Enable Cross-Border Interoperability
Policymakers must consider aligning their CBDC design efforts with other nations to facilitate interoperability, as suggested by the International Monetary Fund (IMF). Such interoperability would play a key role in the creation of a truly global gig workforce.
Security and Resilience
As a digital representation of a nation’s fiat currency, CBDC payment systems are likely to be the target of cyber-attacks and exploitation. Consequently, the security and resilience of the CBDC architecture must lie at the heart of its design.
Accommodate the Interests of Existing Financial Intermediaries
The successful implementation of a CBDC will hinge on creating incentives for existing financial intermediaries to facilitate its distribution and adoption. Policymakers must, therefore, ensure that their CBDC design adequately factors in the interests of existing intermediaries, including commercial banks, payment-service providers and fintech companies. The adoption of a two-tier model, where the CBDC is issued by the central bank but distributed and managed by financial intermediaries, is best suited to achieve this objective. The involvement of financial intermediaries will also enable the creation of new and innovative financial products for end users.

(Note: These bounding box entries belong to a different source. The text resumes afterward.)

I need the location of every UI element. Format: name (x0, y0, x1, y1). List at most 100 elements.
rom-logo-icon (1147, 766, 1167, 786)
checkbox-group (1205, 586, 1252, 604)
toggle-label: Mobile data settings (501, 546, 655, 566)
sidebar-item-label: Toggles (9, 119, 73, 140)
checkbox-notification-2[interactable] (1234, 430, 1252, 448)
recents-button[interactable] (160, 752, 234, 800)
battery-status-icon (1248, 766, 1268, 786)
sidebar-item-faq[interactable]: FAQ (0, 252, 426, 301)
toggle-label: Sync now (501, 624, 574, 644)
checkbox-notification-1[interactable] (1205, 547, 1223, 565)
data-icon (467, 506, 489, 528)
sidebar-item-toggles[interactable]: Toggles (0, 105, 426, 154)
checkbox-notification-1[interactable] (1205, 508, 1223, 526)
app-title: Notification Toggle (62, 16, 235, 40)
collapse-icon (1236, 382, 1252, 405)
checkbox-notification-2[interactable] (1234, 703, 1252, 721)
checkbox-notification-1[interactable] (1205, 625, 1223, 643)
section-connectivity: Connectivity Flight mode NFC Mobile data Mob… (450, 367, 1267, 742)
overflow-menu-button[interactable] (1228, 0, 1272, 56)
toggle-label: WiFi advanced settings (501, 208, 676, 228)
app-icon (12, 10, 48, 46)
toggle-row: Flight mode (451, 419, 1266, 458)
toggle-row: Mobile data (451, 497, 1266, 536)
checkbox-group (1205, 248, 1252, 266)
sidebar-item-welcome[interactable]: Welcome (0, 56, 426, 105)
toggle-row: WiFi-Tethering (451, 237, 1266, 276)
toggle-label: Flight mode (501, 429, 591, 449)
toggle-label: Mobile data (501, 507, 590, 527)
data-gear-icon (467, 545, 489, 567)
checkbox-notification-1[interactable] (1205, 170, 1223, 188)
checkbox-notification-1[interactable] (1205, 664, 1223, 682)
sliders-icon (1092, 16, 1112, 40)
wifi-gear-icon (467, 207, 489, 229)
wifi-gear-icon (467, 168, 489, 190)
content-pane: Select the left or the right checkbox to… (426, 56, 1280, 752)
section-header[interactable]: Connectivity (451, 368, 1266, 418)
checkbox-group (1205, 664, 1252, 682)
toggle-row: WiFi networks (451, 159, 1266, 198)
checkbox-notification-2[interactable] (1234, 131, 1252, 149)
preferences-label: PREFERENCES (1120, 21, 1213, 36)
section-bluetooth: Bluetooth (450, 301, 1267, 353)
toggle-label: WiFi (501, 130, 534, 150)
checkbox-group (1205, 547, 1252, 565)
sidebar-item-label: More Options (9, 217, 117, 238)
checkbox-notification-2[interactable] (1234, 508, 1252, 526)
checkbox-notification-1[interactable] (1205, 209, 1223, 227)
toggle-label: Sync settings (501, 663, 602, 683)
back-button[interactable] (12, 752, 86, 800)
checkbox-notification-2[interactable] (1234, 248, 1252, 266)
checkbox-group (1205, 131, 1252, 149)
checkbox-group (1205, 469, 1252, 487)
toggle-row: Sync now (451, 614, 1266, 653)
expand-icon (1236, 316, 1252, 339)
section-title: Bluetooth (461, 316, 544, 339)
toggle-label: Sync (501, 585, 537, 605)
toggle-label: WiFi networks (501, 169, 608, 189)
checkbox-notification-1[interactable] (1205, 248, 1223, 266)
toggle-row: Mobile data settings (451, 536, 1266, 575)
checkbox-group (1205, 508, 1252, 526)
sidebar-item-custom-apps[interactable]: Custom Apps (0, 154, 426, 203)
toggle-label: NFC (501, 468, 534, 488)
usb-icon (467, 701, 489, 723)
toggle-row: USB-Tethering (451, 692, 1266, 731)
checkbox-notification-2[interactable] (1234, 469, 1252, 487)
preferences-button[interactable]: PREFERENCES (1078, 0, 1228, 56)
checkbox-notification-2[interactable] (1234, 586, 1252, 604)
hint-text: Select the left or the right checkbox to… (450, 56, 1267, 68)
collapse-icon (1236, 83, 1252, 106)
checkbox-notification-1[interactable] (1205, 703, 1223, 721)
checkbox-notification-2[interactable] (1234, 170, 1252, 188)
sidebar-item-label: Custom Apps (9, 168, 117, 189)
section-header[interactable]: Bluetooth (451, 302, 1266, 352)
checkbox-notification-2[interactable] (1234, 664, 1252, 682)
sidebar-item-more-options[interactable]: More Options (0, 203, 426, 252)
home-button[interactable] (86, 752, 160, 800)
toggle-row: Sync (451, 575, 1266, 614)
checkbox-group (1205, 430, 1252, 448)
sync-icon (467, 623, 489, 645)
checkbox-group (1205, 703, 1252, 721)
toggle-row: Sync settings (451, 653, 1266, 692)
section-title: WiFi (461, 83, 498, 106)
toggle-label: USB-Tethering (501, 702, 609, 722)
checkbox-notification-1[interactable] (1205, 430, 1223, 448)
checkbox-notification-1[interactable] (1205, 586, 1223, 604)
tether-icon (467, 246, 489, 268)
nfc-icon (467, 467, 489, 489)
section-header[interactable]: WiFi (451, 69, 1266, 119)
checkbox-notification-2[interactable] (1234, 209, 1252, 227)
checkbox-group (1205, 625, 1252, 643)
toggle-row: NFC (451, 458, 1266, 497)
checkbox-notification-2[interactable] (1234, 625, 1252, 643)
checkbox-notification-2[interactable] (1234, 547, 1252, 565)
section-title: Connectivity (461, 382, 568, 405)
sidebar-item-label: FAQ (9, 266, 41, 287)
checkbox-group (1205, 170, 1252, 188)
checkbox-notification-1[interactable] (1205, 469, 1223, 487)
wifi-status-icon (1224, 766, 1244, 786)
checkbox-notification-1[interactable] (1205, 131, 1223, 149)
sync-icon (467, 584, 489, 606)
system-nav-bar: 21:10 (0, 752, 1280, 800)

Balance the Need for Oversight Against User Privacy
A key factor in the widespread use and adoption of cash is the anonymity and privacy it provides. Cash transactions are not traceable to an individual and allow transactions to be settled without government surveillance. At the same time, the anonymity of cash leads to concerns over its use for illicit purposes, particularly money laundering and the financing of terrorism. When designing CBDCs, policymakers must strive to balance user privacy and anonymity with the need for oversight to counter illicit financing. Nations are considering different approaches to this problem. For example, in China, only transactions above a certain monetary threshold need to be reported to the government authorities. The UK is exploring technological measures that would limit personal data available to the central bank while still providing effective oversight for anti-money-laundering purposes.
Chapter 9
Gig workers face unique challenges, particularly when it comes to receiving timely payments for their work. This is where CBDCs come in. They have the potential to revolutionise the way we make and receive payments, including for gig work.
Well-designed CBDCs can make gig payments faster, more secure, accessible and cheaper. They can also streamline cross-border payments, boosting the prospects of workers gaining employment with global platforms. Now is an ideal time to discuss CBDC design principles, as many countries are actively considering the implementation of CBDCs.
Given the growing interest in CBDCs, it is important to establish clear design principles to guide their development and implementation. These principles should consider the needs and concerns of all stakeholders, including gig workers, central banks, governments and the private sector. By establishing these principles now, we can ensure that any future CBDCs are designed in a way that maximises their benefits and minimises their risks. Broadly, these principles must focus on accessibility, interoperability, security, innovation and privacy.
Overall, the use of CBDCs for real-time payments to gig workers has the potential to greatly improve the financial lives of millions of people around the world.